- Born: c. 2002 Bedford, Nova Scotia, Canada
- Education: Bedford Academy, Charles P. Allen High School, Dalhousie University, University of Toronto
- Occupations: Law Student, Inventor
- Known for: Developing a water purification system
- Awards: Gold Medal, Canada-Wide Science Fair; 2nd Place, Earth and Environmental Sciences, International Science and Engineering Fair; Asteroid (33504) Rebrouwer named after her by the International Astronomical Union;

= Rachel Brouwer =

Canadian inventor

Rachel Brouwer (born ) is a Canadian from Bedford, Nova Scotia, who while still a secondary student invented a new method of killing bacteria in drinking water which requires no fuel and uses material commonly available in third-world countries.

==Early life and education==
Rachel Brouwer was a student at Bedford Academy when she invented her device. After graduation from Bedford Academy, Brouwer became a student at Charles P. Allen High School. She is currently completing her Juris Doctor and Master of Global Affairs at the University of Toronto. There, she is focusing on international human rights law and environmental law.

==Invention and awards==
She started developing her purification system when she was eleven years old. She was inspired after reading about cholera in I Am Malala, the biography of Pakistani activist Malala Yousafzai, and seeing "do not drink" signs posted during a trip. The next year she demonstrated it at the Halifax Science Expo. Later, Brouwer entered her invention in the Canada-Wide Science Fair, and won a gold medal.
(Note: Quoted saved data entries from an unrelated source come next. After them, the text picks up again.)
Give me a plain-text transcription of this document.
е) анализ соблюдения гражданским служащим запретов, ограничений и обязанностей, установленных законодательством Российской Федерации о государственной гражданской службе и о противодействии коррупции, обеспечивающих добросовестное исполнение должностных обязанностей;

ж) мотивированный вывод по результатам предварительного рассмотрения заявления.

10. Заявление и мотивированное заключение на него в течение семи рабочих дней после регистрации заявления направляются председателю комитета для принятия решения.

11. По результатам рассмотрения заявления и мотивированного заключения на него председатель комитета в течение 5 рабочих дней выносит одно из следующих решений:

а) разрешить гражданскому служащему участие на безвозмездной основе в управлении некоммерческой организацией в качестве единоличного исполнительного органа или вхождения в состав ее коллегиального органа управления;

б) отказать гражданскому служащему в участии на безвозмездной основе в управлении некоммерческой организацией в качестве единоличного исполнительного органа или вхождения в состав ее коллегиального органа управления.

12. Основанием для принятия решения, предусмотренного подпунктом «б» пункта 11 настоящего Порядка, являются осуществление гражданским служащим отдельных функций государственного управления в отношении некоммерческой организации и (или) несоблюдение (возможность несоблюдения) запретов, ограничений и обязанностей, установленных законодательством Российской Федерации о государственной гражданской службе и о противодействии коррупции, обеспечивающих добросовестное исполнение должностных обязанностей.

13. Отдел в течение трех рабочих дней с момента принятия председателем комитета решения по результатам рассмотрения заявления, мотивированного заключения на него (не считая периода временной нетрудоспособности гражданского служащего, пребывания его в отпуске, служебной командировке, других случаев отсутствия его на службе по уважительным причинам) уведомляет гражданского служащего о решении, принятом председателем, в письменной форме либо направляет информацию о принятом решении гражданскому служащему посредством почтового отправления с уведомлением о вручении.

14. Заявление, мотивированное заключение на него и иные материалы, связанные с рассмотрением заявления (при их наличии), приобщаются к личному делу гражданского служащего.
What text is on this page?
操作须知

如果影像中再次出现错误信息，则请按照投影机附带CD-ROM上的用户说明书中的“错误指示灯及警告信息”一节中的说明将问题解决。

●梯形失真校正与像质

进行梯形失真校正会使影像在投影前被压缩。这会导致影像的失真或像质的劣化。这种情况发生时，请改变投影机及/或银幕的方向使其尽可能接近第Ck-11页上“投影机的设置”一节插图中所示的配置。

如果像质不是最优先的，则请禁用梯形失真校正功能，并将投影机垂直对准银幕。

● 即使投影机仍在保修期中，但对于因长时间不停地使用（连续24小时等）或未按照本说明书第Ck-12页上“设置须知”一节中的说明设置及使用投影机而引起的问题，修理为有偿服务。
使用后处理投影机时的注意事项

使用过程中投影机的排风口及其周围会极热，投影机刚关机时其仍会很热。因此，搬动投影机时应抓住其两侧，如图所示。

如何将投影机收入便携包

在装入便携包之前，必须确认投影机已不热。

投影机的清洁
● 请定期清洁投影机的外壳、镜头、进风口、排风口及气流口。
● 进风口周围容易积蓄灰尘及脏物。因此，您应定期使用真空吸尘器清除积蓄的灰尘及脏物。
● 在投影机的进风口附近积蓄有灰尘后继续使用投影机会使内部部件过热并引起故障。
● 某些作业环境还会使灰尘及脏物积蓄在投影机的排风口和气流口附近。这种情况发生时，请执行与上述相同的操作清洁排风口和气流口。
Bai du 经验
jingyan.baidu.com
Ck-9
Brouwer's water pasteurizer is made of ABS pipe, plastic water bottles, cotton and charcoal. The water is heated in the sun and bacteria are killed by ultraviolet radiation; Brouwer created a temperature indicator made of soybean wax so that users can tell when the water is safe to drink.

In 2015 she was named a community hero by the Halifax Mooseheads. That year she began raising funds to patent her system, and to produce the wax temperature-indicators.

In 2016 Brouwer was one of eight students chosen to represent Canada at the International Science and Engineering Fair in Phoenix, Arizona. She came second in the Earth and Environmental Sciences category. As well as a $1,500 cash prize, she has had an asteroid named after her by the International Astronomical Union - (33504) Rebrouwer.

Plans were made to test the water purifier in Africa, and Brouwer has been invited to Pakistan by the Swat Relief Initiative the foundation Malala interned for to test it there.

After graduating from high school Rachel Brouwer became a political science student at Dalhousie University. While there she interacted with students from Africa including Kenya and Gambia. In discussing economic development the African students made repeat references to the importance of safe household water. Due to their interest and involvement, the Brouwer water purification device is being implemented in pilot projects in Kenya and Gambia.

==Personal==
In addition to her scientific work, Brouwer plays on soccer teams and operates a small business selling skin-care products.